The company maintains that UK businesses are proactively seeking the “highest quality credits” to meet environmental, social, and governance (ESG) targets and protect their reputation amid an offsets credibility crunch. “CowCredits offer a premium, local alternative to international offset projects.”
Photo Credit: GettyImages/Umnat Seebuaphan
A review of Cargill's latest Aqua Nutrition Sustainability Report proved to be popular as well.
Aquaculture’s carbon footprint mainly stems from the mix of raw materials in the feed. Cargill highlighted how last year it teamed up with eight UK farms to pilot climate-friendly regenerative agriculture practices to achieve a 1,000-ton carbon reduction. Its goal for 2023 is to sign up more farmers and avoid over 10,000 tons of emissions.

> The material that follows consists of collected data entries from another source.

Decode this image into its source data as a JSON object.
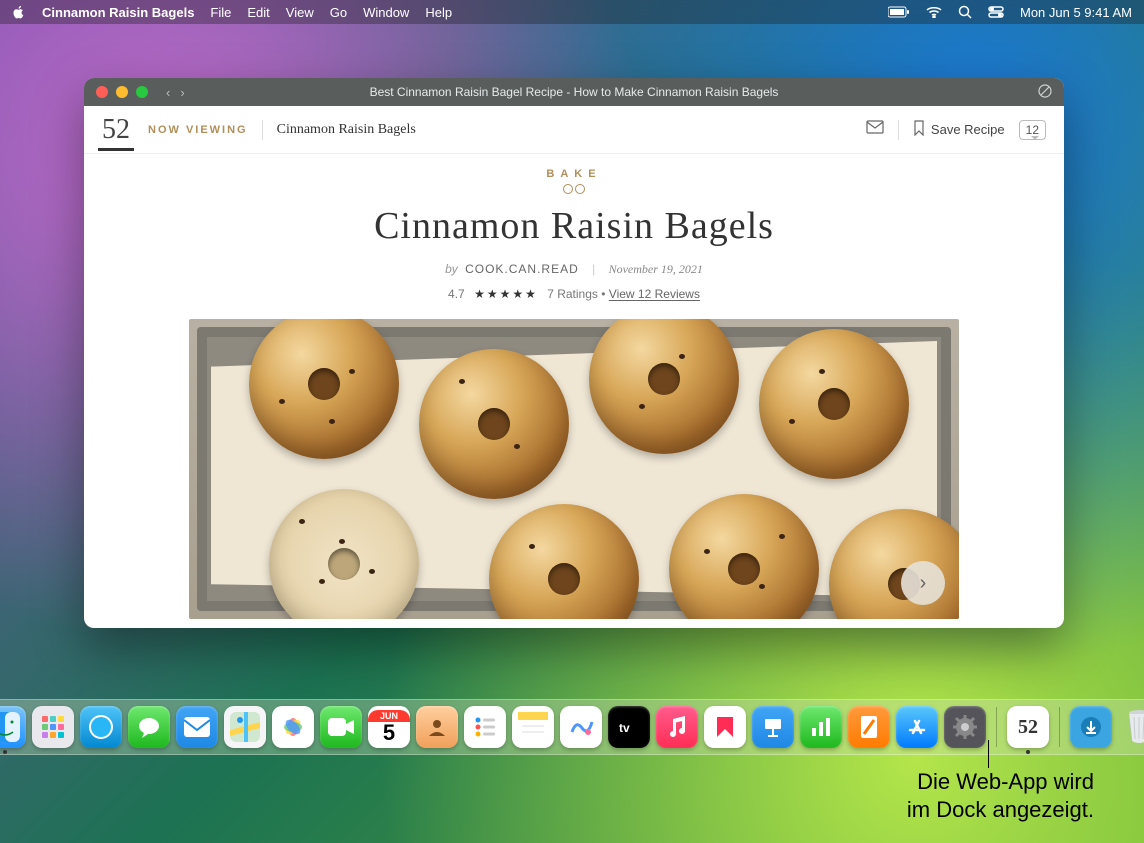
{
  "menubar": {
    "app_name": "Cinnamon Raisin Bagels",
    "items": [
      "File",
      "Edit",
      "View",
      "Go",
      "Window",
      "Help"
    ],
    "clock": "Mon Jun 5  9:41 AM"
  },
  "window": {
    "title": "Best Cinnamon Raisin Bagel Recipe - How to Make Cinnamon Raisin Bagels",
    "logo": "52",
    "now_viewing": "NOW VIEWING",
    "breadcrumb": "Cinnamon Raisin Bagels",
    "save_recipe": "Save Recipe",
    "comment_count": "12"
  },
  "recipe": {
    "category": "BAKE",
    "title": "Cinnamon Raisin Bagels",
    "by_label": "by",
    "author": "COOK.CAN.READ",
    "date": "November 19, 2021",
    "rating_value": "4.7",
    "stars": "★★★★★",
    "ratings_label": "7 Ratings",
    "reviews_link": "View 12 Reviews"
  },
  "dock": {
    "calendar": {
      "month": "JUN",
      "day": "5"
    },
    "webapp_label": "52"
  },
  "callout": {
    "line1": "Die Web-App wird",
    "line2": "im Dock angezeigt."
  }
}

“Regenerative agriculture aims to restore the soil’s health and resilience, using techniques like low- or no-tilling, planting cover crops to prevent runoff and oxidation, crop diversity, and pollinator strips. As a result, the soil becomes a carbon sink instead of a source of emissions, reducing the carbon footprint of crops grown in it.”

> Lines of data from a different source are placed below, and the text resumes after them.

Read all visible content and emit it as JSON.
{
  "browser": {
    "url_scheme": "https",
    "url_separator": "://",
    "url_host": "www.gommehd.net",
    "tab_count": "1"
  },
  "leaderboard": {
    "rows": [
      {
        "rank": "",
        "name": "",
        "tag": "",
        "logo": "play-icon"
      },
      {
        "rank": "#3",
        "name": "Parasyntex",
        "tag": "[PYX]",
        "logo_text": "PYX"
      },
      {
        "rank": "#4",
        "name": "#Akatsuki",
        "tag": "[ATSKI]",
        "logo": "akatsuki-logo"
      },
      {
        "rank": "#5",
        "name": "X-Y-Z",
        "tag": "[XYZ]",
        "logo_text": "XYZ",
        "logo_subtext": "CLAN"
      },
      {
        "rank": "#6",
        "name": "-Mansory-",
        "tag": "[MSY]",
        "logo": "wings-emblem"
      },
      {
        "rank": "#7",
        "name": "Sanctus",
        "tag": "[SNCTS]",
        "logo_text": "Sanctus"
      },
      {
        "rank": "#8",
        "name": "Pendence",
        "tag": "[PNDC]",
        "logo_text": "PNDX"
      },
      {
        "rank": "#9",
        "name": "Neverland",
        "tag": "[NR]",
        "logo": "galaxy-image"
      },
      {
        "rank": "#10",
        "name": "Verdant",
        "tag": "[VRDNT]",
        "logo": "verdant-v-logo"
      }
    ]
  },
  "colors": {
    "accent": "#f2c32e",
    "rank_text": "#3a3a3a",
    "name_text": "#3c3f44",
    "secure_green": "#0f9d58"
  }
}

The company reported how its work to improve the sustainability of marine ingredients continued last year, with it buying certified fishmeal and oil as before, but with an increased engagement in fishery improvement programs (FIPs) to develop more sustainable management and fishing practices, and an increase in the use of fishery by-products as feed ingredients.
Photo credit: GettyImages/Abstract Aerial Art
Our report on research summarizing potential strategies to mitigate methane emissions in grazing dairy systems also made it into the Top 10 most read stories on FeedNavigator in August.
Low-input, long-acting strategies are needed, according to the experts.
Breeding animals for reduced CH4 emissions shows promise, as long as the purchase of such animals is not cost-prohibitive and animal production is not impaired, they said.
Development of vaccines that target methanogen reduction would be especially useful on grazing farms where cows cannot be supplemented continuously, though they are some years away in terms of commercial development, they added.
The authors also pointed out that further research on slow-release delivery technologies would be beneficial, technologies that provide a constant supply of CH4-inhibiting activity in the rumen for cows not supplemented continuously.
Photo Credit: GettyImages/Tony C French
Coming in ninth place in the most read story rankings for August was a piece on CH4 Global Inc raising US$29m in a Series B funding round. The capital, said the company, underscores market demand for safe, viable solutions to reduce methane emissions from ruminant livestock.
Founded in 2018, CH4 Global is headquartered in Henderson, Nevada, in the US, with subsidiaries in Australia and New Zealand.
The Series B round was led by DCVC, DCVC Bio, and Cleveland Avenue with participation from additional investors that have a strong interest in climate change, bringing the total the US based startup has raised to date to nearly US$47m.
CH4 Global will use the capital to build and validate its CH4 Global EcoPark, an aquaculture and production facility designed to make its signature Methane Tamer product, based on Asparagopsis seaweed, at scale.
Photo Credit: GettyImages/Andrii Yalanskyi
The tenth most popular article last month was one reporting on the first major pet food packaging update in the US in over 40 years.
The Association of American Feed Control Officials (AAFCO) approved new labeling guidelines that included standardized nutrition information, clear ingredient statements, and storage and handling instructions.
The design and updated information will ensure consistency and transparency, so consumers can easily make more informed buying decisions for their pets, said the organization.
AAFCO said it and its key stakeholders have worked together over the past eight years to develop the revised Pet Food Model Regulations.